Remembering the heat: Lincoln marks 86 years since record high of 115 degrees
LINCOLN, Neb. (KLKN) – Eighty-six years ago on Monday, Lincoln had its highest temperature ever, at 115 degrees.
So far this year, Lincoln has only risen above 100 degrees twice. The first time was on June 13, when Lincoln got to 103 degrees, and the second time was Saturday, when the high was 102.
In comparison, in 1936, there were 41 days that year that eclipsed 100 degrees, without widespread technology to relieve the heat.
“There was some air conditioning; it had been invented,” said David Bristow, editor of publications at History Nebraska. “Really you’d only find it probably in movie theaters, would be about the only place you would have it in town. They were great big units, and so it wasn’t yet practical to have it in your home. If you could go to the movies, that might be a good way to stay cool.”
And because it’s summer in Nebraska, heat has been in the forecast for most of the past two months, and August does not appear to be any different.
But it could be worse, experts say.
“We’ve had two days this summer that have reached 100 degrees — two,” said Ken Dewey, professor emeritus of climatology at the University of Nebraska-Lincoln. “Two. But in 1936, there were 41 days of above 100-degree temperatures. Without air conditioning. I cannot imagine what it was like.”
Back then, if the house wasn’t cool enough, historians say people would take mattresses to their front porch, or walk to public places with a blanket, with the hope of a breeze.
“Other people, if they didn’t have a good place, would come to the Capitol,” Bristow said. “That was apparently well known as public ground where you could sleep. People who lived here at that time remember that people would start showing up as early as 4 or 4:30 in the afternoon, apparently to get a good spot.”

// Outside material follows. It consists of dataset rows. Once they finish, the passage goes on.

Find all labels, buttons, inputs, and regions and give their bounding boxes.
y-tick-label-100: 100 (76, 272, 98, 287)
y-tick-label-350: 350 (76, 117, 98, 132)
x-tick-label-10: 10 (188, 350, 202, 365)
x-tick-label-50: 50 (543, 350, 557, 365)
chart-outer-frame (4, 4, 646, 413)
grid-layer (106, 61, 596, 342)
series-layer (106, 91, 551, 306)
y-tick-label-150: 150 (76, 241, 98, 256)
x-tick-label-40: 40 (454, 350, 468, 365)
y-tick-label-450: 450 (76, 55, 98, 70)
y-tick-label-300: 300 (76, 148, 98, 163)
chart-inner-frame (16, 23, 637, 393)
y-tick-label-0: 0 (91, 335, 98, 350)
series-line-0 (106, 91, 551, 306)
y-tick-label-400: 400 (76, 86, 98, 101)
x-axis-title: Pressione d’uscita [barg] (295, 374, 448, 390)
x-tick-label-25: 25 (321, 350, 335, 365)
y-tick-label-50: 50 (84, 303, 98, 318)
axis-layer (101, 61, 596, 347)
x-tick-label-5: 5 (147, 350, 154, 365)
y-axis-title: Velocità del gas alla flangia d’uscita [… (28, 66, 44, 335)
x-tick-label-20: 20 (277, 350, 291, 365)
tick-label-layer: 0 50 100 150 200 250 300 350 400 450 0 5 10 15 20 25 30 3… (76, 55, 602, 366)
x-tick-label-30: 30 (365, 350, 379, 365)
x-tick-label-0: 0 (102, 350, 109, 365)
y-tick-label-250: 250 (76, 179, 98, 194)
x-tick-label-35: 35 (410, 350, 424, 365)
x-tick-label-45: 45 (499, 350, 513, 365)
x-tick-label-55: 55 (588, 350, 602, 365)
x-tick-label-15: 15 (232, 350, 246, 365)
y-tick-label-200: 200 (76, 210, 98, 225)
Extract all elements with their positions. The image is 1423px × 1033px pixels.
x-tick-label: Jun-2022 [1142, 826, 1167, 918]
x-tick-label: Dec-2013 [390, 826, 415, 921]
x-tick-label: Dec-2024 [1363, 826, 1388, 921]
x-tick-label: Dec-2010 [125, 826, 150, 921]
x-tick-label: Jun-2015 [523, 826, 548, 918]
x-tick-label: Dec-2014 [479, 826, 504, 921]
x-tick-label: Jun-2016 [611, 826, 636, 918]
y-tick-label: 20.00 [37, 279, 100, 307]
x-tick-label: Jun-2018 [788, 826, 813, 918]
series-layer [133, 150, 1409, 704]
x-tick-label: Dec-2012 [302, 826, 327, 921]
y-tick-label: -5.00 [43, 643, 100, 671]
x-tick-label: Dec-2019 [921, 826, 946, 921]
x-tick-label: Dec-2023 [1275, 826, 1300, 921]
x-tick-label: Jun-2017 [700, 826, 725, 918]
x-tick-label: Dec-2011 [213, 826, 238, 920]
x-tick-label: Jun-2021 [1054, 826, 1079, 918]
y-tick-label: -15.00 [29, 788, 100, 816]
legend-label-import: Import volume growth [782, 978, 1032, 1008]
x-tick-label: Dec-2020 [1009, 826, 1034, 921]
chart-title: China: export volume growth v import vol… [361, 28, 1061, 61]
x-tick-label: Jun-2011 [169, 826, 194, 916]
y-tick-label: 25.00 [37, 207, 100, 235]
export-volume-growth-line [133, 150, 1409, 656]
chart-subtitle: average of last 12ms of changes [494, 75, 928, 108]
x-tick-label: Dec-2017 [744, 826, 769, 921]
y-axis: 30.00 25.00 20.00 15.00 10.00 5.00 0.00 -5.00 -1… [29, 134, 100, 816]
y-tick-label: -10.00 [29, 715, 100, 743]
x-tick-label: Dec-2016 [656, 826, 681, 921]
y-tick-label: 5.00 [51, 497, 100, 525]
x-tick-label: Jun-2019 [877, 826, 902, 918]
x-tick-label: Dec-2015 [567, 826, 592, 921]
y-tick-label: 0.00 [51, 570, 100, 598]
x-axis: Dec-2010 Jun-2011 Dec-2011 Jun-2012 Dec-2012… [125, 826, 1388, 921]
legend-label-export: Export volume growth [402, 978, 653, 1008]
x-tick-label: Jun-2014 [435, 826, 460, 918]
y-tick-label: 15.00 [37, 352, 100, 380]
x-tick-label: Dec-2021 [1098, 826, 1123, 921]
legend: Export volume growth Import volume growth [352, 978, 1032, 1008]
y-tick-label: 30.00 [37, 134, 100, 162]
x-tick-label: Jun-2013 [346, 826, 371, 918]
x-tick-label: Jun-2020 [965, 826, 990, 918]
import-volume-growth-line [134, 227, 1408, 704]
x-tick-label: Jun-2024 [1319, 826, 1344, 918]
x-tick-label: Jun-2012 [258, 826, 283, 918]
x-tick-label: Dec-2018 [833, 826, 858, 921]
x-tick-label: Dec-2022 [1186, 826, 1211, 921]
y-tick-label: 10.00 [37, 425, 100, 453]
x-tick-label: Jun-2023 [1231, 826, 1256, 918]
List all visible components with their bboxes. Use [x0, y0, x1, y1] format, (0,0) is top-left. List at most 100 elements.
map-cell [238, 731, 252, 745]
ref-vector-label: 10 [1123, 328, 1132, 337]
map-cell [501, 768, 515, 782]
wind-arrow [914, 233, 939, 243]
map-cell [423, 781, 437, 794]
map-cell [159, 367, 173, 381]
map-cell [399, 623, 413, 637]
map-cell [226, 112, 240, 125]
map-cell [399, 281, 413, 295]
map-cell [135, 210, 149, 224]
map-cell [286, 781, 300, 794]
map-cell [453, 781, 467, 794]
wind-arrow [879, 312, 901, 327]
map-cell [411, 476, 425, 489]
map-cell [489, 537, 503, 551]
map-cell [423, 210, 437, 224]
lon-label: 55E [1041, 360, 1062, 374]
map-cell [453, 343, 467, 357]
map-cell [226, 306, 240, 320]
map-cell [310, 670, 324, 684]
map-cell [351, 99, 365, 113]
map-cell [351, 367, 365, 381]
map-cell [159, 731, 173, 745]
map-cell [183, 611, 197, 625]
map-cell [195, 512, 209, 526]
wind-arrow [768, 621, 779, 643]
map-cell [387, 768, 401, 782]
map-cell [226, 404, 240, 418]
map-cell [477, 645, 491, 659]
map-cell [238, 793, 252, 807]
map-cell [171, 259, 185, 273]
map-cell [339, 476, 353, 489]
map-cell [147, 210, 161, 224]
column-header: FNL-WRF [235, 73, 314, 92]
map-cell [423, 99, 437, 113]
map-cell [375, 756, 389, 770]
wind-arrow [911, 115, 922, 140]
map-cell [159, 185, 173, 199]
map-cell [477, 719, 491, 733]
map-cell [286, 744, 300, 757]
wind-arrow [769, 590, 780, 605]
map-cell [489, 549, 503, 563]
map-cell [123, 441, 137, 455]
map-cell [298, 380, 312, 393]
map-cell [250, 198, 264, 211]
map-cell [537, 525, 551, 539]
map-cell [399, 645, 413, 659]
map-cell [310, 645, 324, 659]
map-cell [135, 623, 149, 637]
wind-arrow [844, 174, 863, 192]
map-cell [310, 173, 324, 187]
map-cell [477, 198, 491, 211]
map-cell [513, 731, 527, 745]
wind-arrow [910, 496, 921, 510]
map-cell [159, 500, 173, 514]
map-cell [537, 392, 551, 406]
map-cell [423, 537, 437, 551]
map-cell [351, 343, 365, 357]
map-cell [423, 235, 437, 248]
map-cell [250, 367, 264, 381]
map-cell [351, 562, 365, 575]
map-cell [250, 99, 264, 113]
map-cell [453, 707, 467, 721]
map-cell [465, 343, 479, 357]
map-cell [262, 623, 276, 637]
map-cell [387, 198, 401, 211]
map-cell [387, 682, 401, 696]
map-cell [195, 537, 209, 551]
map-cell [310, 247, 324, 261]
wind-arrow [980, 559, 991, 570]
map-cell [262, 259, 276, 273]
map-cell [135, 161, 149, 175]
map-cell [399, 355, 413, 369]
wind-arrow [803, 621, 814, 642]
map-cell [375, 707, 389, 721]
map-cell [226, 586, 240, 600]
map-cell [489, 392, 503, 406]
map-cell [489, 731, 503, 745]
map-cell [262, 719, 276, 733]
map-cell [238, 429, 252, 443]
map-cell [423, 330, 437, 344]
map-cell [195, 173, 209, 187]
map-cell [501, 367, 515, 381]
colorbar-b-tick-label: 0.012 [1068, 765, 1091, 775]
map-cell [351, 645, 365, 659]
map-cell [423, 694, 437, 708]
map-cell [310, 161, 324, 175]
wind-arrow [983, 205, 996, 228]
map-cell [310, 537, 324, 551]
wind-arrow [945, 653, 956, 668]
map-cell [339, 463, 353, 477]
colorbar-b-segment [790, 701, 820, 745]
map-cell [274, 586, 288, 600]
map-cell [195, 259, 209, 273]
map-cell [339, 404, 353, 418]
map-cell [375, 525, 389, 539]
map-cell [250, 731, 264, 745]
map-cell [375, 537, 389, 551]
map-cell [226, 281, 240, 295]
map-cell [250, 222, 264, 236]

The temperatures from that stretch were due to a massive heatwave that set up over the center of the U.S., Dewey said. The night after the record hot day, the highest low temperature was also recorded, at 91 degrees.
In our lifetimes, Dewey said these conditions will probably not ever happen again.
“It’s going to be hot, but not record hot,” he said. “Record high temperatures in the month of July, this 115-degree high for today, well there’s a couple days where the high is 112, another day its 111, 110…so the records are way up into the 100s, and we’ve barely cracked the 100-degree mark.”
On Monday, exactly 86 years after the record hot day, we reached a daytime high in the lower 70s, with access to air conditioning for our cars, homes, and workplaces.
Today, the lawn of the Capitol is quiet and damp.